Dia mengatakan, perbuatan kedua tersangka berpotensi merugikan keuangan negara atau perekonomian negara dalam pengadaan CSRT tersebut. Dia melanjutkan, dugaan tindakan korupsi dalam pengadaan proyek CSRT itu diyakini telah terjadi kerugian keuangan negara setidak-tidaknya sekitar Rp 179,1 miliar. Lili menjelaskan, pengadaan citra satelit sangat penting untuk kepentingan tata ruang dan lingkungan di Indonesia. Foto citra satelit resolusi tinggi bisa menjadi dasar untuk penerbitan izin dan penegakan hukum terkait dengan pelanggaran tata ruang wilayah.

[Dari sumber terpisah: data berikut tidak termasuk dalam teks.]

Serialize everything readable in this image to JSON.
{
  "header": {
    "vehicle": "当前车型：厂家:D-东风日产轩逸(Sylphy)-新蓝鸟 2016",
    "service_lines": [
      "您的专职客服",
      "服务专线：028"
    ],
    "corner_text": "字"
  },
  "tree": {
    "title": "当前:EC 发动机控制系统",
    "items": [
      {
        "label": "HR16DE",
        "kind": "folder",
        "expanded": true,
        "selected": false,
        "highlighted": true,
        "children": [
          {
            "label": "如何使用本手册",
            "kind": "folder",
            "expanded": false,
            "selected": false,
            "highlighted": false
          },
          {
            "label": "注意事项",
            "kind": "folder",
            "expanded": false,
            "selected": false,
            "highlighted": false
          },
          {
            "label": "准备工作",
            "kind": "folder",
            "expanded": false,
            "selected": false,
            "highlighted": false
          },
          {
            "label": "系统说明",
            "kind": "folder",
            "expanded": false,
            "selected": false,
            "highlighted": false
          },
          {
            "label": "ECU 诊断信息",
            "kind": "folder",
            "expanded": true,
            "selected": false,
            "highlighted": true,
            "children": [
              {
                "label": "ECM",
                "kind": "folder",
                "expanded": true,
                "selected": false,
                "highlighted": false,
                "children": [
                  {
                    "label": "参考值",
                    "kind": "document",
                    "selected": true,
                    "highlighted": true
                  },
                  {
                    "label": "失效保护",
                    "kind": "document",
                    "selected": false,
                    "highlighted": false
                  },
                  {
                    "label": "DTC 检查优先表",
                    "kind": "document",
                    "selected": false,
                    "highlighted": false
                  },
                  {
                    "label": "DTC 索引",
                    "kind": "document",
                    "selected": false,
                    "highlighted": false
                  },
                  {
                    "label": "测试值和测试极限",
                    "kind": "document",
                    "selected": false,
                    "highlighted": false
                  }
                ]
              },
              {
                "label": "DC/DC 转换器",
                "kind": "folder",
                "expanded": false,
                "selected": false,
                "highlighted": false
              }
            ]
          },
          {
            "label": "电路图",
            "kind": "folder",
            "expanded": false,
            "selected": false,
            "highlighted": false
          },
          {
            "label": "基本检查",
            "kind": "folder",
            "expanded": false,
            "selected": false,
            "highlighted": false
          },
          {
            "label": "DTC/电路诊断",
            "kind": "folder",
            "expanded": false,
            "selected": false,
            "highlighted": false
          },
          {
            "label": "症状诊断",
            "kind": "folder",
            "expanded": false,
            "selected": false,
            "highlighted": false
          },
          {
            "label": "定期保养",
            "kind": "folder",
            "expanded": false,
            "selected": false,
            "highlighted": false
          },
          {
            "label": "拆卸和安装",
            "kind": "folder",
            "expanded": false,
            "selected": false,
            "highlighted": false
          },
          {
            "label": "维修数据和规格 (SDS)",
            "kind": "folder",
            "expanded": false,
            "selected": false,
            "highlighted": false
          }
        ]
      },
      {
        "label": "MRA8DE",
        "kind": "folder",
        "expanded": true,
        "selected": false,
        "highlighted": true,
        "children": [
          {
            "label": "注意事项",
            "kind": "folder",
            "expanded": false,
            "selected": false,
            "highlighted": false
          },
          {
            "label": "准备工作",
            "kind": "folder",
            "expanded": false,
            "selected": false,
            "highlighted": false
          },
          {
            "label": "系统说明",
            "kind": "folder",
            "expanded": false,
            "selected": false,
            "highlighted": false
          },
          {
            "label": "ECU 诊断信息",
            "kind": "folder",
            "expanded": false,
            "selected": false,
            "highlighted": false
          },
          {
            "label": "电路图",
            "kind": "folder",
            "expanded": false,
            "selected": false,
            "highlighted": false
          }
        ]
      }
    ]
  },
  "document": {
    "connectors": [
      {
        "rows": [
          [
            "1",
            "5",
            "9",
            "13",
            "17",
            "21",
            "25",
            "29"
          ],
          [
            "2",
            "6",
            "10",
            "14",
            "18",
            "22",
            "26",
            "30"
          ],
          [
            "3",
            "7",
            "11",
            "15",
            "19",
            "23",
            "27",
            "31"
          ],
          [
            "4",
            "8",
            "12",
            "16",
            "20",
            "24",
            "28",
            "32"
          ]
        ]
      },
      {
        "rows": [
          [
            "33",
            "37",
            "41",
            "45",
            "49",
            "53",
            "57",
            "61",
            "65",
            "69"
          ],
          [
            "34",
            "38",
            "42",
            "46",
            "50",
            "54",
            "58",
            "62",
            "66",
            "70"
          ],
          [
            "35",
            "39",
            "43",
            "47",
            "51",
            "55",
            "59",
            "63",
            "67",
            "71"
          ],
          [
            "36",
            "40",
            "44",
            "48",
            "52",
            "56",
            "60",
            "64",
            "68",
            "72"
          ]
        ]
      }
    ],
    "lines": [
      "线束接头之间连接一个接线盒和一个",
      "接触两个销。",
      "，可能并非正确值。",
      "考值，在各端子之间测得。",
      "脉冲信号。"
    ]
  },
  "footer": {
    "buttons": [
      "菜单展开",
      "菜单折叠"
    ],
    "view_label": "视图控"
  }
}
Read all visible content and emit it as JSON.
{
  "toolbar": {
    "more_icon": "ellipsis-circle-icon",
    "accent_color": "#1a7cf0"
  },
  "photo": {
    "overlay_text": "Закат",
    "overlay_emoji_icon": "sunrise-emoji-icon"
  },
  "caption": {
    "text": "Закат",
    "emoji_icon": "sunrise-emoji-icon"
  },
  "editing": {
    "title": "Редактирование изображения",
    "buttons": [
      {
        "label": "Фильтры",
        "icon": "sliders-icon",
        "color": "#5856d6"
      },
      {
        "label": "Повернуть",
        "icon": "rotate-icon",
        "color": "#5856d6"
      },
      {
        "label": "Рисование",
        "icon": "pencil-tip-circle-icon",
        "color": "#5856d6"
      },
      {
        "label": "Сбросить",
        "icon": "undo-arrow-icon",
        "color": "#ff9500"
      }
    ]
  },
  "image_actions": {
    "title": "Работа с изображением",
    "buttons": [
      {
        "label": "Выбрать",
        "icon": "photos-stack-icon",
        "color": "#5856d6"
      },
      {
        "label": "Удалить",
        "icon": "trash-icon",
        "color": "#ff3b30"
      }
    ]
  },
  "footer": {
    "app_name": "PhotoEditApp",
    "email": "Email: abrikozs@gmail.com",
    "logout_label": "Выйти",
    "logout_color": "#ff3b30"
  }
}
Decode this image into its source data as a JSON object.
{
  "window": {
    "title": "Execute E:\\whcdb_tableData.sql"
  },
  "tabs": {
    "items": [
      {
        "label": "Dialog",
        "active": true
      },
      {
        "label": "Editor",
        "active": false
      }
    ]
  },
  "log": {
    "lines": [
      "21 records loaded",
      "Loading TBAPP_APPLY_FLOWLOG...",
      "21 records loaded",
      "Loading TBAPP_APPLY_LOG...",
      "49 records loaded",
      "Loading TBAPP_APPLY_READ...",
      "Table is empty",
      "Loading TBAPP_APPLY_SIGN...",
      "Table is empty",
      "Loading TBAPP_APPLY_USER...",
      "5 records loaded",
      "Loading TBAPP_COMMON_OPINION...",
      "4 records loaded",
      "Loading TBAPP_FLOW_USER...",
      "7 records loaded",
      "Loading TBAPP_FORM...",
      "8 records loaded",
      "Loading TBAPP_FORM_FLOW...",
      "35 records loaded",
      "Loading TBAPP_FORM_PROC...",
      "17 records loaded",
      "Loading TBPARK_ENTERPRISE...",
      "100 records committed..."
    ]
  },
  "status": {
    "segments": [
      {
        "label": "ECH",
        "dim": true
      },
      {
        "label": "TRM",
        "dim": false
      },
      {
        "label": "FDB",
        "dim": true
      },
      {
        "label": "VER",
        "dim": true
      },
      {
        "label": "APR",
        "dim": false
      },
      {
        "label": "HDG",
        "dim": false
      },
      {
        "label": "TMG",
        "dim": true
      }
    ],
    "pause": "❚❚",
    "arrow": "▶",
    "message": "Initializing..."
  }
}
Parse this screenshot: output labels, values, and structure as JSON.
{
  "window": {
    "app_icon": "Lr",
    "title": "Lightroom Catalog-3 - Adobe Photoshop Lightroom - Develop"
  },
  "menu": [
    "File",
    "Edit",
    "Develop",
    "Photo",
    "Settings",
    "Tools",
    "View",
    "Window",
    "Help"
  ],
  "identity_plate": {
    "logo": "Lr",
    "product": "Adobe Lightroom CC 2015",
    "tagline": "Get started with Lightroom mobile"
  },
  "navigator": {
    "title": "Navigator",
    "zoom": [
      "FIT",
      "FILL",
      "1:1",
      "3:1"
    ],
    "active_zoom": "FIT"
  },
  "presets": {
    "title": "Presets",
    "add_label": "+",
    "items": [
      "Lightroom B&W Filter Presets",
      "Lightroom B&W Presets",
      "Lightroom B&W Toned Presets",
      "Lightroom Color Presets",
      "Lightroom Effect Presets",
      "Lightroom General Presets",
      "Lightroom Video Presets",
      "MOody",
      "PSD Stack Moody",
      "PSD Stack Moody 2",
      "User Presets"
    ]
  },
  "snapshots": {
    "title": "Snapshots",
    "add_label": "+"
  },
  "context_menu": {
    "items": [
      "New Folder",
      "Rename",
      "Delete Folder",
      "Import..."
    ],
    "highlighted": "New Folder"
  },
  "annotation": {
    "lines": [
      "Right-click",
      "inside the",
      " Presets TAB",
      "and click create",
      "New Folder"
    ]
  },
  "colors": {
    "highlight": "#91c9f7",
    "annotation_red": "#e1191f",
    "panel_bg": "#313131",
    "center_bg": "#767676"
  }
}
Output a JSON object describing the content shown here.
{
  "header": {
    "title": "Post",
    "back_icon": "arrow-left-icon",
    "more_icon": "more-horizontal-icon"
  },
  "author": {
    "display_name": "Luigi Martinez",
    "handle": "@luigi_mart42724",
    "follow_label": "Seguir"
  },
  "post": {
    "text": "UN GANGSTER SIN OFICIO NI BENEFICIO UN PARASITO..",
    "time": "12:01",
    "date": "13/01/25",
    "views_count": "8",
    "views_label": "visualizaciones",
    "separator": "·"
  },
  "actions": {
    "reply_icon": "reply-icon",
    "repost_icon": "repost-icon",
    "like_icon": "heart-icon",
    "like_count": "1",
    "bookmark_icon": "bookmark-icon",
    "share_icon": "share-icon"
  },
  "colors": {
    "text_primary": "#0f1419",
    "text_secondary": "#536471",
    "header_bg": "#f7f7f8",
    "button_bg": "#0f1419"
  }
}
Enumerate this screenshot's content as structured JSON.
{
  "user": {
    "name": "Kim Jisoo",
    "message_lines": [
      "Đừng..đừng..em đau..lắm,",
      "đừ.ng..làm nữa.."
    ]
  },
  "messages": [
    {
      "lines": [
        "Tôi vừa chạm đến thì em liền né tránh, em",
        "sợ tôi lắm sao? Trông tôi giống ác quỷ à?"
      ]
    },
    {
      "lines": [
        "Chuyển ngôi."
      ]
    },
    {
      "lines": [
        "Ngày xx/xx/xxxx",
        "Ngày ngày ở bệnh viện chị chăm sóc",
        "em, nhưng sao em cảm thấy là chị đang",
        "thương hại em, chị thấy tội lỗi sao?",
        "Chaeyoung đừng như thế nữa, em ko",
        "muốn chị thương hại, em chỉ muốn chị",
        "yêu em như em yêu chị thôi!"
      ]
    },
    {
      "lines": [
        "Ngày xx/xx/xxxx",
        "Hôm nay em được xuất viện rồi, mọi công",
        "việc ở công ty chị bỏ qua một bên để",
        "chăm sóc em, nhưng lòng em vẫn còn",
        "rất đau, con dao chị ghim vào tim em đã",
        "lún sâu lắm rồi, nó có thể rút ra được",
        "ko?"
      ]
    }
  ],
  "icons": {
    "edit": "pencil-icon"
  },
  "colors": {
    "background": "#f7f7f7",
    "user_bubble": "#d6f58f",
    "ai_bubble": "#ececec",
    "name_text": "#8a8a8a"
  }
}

Dia meminta seluruh penyelenggara negara agar menggunakan anggaran negara adalah untuk sebesar-besar kesejahteraan rakyat dan bukan untuk kepentingan pribadi. "Sudah sepatutnya pengadaannya dilakukan dengan penuh integritas dan sesuai dengan aturan yang berlaku," katanya.

Sementara, perkara bermula pada  2015 saat BIG melaksanakan kerjasama dengan LAPAN dalam pengadaan CSRT. Namun, PRK dan MUM diduga telah bersepakat untuk melakukan rekayasa yang bertentangan dengan aturan pengadaan barang dan jasa yang di tentukan oleh pemerintah sejak awal proses perencanaan dan penganggaran pengadaan tersebut. 

Sebelum proyek mulai berjalan telah diadakan beberapa pertemuan dan koordinasi yang intensif dengan pihak-pihak tertentu di LAPAN dan perusahaan calon rekanan yang telah di tentukan sebelumnya yaitu PT Ametis Indogeo Prakarsa (AIP) dan PT Bhumi Prasaja (BP) untuk membahas persiapan pengadaan CSRT.

Atas perintah para tersangka maka penyusunan berbagai dokumen Kerangka Acuan Kerja sebagai dasar pelaksanaan CSRT langsung melibatkan PT AIP dan PT BP agar “mengunci” spesifikasi dari peralatan CSRT tersebut. Kedua tersangka juga diduga memerintahkan para stafnya untuk melakukan pembayaran setiap termin tanpa dilengkapi dokumen administrasi serah terima dan proses Quality Control (QC) kepada setiap rekanan.

 

Atas perbuatannya itu, PRK dan MUM disangkakan melanggar Pasal 2 ayat (1) atau Pasal 3 Undang-Undang Nomor 31 Tahun 1999 sebagaimana telah diubah dengan Undang-Undang Nomor 20 Tahun 2001 tentang Pemberantasan Tindak Pidana Korupsi juncto Pasal 55 ayat (1) ke-1 KUHP.